Moving pediatric HIV care forward
While a thorough evaluation of Option B+ is ongoing, the global community is optimistic of its effectiveness. Expanding the “test and treat” paradigm requires continued advocacy to keep the focus on children as well as their mothers; those protected as a result of PMTCT efforts, and those who are currently slipping through the cracks. As a global community we can’t rest when 60% of HIV-infected pregnant women initiate PMTCT while not having a clear understanding of how many of those complete and when many other women and their children never realize the benefit of PMTCT.
We need to set higher national targets, advocate for expanded funding for PMTCT and pediatric care and treatment and expanded clinical guidelines and legislation allowing nurses and non-clinicians to prescribe ART. Family clinics should be defined by the child’s needs and not as another mechanism for adults to get treatment quickly without the lines. We need to determine the best way to deliver PMTCT services—to determine if the best way is beyond ANC clinics. In the global HIV response, integration is the new mantra. We need to ensure that our PMTCT efforts are integrated as well.

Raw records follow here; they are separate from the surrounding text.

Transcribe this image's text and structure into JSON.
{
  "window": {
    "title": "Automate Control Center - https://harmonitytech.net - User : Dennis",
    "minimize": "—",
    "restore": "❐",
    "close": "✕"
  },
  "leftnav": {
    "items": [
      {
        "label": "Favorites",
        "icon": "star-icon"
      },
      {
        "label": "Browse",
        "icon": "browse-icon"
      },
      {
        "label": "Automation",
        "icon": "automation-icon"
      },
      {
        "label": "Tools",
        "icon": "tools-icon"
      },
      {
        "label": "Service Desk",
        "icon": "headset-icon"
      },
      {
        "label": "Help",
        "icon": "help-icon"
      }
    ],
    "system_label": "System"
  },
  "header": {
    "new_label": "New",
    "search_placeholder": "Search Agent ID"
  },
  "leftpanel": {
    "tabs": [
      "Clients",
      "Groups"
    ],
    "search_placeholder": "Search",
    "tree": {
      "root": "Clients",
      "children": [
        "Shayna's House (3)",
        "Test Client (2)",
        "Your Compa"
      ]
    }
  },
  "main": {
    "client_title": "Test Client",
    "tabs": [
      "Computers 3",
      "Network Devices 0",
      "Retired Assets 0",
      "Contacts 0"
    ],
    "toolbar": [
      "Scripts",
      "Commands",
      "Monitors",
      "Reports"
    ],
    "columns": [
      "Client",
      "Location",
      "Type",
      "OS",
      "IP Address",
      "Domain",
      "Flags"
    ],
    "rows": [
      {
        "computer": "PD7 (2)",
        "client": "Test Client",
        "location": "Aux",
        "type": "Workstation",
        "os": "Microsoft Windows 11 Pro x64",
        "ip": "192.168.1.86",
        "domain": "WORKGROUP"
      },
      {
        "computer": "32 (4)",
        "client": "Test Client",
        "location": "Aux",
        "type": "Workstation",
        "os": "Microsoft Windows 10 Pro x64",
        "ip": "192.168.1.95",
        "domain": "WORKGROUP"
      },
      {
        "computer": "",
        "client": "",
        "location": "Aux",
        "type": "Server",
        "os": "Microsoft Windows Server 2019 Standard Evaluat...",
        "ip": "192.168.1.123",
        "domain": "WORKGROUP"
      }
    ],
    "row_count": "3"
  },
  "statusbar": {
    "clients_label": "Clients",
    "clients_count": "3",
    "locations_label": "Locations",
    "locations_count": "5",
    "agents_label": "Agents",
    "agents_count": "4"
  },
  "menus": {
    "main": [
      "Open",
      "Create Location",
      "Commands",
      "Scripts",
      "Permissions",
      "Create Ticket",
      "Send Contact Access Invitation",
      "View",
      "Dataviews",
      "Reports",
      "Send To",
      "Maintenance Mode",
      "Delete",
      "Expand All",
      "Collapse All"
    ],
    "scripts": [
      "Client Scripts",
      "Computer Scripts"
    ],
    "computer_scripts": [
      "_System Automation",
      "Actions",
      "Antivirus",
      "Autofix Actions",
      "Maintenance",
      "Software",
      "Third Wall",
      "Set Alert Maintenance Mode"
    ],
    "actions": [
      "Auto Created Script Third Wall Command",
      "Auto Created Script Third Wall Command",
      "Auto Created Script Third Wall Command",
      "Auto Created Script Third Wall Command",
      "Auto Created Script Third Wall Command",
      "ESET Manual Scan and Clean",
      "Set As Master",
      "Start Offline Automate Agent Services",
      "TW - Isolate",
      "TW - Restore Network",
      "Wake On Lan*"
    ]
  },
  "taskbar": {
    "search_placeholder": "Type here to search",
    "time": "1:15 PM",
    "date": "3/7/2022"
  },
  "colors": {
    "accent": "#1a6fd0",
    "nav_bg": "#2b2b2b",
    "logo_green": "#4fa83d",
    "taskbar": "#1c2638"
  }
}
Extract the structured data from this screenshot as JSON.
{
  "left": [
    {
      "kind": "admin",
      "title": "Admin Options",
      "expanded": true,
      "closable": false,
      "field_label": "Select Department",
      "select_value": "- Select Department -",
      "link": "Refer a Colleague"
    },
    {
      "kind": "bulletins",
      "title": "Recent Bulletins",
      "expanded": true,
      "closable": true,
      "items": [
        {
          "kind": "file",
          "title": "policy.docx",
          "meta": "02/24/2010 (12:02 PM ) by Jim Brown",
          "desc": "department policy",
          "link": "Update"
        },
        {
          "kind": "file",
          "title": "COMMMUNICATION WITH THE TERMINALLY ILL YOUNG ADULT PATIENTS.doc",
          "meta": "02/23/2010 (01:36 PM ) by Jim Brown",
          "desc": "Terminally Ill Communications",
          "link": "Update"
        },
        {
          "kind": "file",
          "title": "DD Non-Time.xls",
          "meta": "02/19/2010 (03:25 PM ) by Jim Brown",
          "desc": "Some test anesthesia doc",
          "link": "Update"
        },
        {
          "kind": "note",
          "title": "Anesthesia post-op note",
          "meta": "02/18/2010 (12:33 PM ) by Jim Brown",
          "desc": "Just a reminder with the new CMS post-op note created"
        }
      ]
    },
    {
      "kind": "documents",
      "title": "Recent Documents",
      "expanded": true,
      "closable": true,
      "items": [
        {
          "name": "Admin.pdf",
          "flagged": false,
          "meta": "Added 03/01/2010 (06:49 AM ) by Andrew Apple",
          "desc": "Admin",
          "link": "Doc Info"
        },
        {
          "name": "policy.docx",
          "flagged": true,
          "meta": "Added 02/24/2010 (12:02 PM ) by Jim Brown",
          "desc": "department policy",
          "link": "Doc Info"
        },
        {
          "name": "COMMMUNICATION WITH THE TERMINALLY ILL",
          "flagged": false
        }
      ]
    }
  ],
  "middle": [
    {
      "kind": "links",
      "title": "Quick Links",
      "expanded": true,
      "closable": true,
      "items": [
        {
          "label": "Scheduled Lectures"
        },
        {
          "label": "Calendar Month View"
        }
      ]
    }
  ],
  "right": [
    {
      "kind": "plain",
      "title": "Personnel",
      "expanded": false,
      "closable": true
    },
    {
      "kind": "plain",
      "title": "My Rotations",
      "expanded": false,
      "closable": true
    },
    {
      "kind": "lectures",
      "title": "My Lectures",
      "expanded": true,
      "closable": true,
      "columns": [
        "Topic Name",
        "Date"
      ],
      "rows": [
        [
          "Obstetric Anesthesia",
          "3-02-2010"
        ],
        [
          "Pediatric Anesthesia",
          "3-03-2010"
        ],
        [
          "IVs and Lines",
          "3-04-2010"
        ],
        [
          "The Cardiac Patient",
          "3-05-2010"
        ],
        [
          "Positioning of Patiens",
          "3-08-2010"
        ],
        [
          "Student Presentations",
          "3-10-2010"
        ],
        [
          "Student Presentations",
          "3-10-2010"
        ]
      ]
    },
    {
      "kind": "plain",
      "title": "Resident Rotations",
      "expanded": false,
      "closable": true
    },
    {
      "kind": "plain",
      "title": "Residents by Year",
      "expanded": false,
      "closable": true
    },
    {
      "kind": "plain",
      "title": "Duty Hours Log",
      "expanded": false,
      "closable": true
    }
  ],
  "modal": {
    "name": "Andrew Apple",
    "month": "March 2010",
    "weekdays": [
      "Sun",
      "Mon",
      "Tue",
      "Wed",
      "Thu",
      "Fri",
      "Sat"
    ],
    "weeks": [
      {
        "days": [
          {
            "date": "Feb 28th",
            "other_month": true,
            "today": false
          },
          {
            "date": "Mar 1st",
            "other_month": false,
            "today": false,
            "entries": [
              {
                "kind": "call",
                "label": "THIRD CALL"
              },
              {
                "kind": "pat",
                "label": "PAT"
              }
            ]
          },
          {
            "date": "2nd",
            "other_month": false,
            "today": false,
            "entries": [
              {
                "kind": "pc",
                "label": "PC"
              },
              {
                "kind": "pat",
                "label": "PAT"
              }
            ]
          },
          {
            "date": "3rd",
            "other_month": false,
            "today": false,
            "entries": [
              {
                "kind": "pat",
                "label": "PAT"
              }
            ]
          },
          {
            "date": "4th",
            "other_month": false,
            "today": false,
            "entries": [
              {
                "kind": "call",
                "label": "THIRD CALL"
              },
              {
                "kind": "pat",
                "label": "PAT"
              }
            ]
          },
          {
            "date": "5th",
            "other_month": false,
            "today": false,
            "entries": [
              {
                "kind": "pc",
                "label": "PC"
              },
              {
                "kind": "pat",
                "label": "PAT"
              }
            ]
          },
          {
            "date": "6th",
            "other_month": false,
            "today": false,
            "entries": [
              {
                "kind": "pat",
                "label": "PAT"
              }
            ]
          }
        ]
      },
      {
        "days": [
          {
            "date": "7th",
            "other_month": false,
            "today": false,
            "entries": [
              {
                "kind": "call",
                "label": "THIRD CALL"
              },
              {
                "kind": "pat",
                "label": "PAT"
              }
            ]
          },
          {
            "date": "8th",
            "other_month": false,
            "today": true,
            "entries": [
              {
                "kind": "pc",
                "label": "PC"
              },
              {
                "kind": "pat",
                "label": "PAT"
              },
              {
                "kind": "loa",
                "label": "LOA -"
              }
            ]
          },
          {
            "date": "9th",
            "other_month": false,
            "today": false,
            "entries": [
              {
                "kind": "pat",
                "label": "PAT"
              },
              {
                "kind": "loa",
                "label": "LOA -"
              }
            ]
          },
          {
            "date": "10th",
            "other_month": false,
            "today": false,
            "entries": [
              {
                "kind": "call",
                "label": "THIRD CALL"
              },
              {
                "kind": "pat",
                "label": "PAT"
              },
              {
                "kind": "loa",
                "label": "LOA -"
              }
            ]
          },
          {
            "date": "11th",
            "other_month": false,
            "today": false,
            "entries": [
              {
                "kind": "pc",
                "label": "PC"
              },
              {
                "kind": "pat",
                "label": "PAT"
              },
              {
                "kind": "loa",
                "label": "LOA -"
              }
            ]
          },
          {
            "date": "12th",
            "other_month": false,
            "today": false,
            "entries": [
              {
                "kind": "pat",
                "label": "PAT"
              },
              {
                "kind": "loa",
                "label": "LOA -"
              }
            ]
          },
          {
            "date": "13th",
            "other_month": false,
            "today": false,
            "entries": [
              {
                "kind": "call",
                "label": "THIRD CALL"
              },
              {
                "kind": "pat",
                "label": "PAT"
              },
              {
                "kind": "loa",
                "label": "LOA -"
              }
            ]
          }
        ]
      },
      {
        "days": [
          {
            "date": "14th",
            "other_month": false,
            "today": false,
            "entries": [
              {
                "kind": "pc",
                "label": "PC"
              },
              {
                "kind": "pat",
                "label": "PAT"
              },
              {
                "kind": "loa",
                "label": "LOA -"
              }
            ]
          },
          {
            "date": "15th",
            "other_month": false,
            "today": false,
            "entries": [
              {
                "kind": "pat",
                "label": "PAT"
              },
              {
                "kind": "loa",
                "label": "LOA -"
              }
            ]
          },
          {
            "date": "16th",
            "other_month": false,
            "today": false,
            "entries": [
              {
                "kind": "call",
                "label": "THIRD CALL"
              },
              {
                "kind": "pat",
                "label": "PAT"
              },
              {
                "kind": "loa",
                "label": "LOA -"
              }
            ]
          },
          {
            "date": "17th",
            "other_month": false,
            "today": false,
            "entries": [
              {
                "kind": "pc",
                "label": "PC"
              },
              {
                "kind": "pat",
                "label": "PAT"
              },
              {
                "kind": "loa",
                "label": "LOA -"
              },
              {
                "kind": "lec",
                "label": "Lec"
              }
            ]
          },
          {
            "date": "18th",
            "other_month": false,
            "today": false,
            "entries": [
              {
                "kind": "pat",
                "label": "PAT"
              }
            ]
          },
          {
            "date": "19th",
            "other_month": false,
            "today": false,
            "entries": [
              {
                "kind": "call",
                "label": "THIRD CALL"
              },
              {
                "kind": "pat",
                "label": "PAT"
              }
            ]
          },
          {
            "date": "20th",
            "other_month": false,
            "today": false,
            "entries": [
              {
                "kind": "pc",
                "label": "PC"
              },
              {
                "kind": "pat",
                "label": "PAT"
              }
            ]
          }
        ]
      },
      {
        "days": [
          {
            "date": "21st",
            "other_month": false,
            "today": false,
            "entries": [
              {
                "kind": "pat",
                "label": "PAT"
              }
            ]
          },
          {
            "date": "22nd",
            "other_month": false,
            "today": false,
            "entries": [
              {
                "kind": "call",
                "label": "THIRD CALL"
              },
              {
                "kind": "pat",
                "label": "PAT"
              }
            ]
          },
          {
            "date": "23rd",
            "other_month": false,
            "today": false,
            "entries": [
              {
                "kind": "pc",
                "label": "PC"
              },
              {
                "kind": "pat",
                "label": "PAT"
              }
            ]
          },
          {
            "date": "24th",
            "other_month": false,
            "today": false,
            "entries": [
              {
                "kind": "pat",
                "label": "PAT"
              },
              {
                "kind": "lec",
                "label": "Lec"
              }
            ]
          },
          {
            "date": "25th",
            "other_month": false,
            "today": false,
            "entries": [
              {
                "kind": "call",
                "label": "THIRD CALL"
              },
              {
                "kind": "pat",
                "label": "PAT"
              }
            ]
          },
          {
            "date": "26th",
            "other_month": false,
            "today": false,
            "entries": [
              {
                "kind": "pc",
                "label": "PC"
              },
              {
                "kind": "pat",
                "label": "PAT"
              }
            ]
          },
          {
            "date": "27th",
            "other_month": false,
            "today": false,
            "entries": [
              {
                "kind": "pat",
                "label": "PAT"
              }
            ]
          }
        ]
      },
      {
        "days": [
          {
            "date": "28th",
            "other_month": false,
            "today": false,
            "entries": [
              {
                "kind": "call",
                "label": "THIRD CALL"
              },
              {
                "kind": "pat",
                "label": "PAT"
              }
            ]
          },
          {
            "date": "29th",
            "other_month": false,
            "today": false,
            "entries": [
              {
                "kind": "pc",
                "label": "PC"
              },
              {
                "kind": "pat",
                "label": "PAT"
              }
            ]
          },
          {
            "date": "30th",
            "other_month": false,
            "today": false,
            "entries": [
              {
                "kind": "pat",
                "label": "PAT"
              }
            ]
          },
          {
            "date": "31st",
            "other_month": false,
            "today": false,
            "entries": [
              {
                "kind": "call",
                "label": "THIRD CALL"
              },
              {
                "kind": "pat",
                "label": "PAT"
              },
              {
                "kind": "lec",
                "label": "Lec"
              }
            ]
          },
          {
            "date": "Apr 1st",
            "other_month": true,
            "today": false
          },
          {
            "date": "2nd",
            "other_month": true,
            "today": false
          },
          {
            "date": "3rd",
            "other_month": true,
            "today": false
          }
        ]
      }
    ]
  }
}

Modernizing pediatric HIV should occupy a greater share of attention and resources. While the ambitious Global MTCT Elimination Plan is inspiring and well-founded, it is unacceptable to ignore the children who will need HIV care (2). We argue for a dual strategy: an all-out push to prevent vertical transmission, complemented by a public health approach to pediatric care and treatment for those children for whom PMTCT foreseeably fails. We are optimistic that PMTCT efforts will someday render pediatric HIV a rarity; but until that day arrives, children living with HIV deserve the benefits of a health system designed to deliver efficient and effective care.
Footnotes
Disclaimer: The findings and conclusions in this report are those of the author(s) and do not necessarily represent the official position of the US Agency for International Development, the Centers for Disease Control and Prevention/the Agency for Toxic Substances and Disease Registry, nor those of the US government.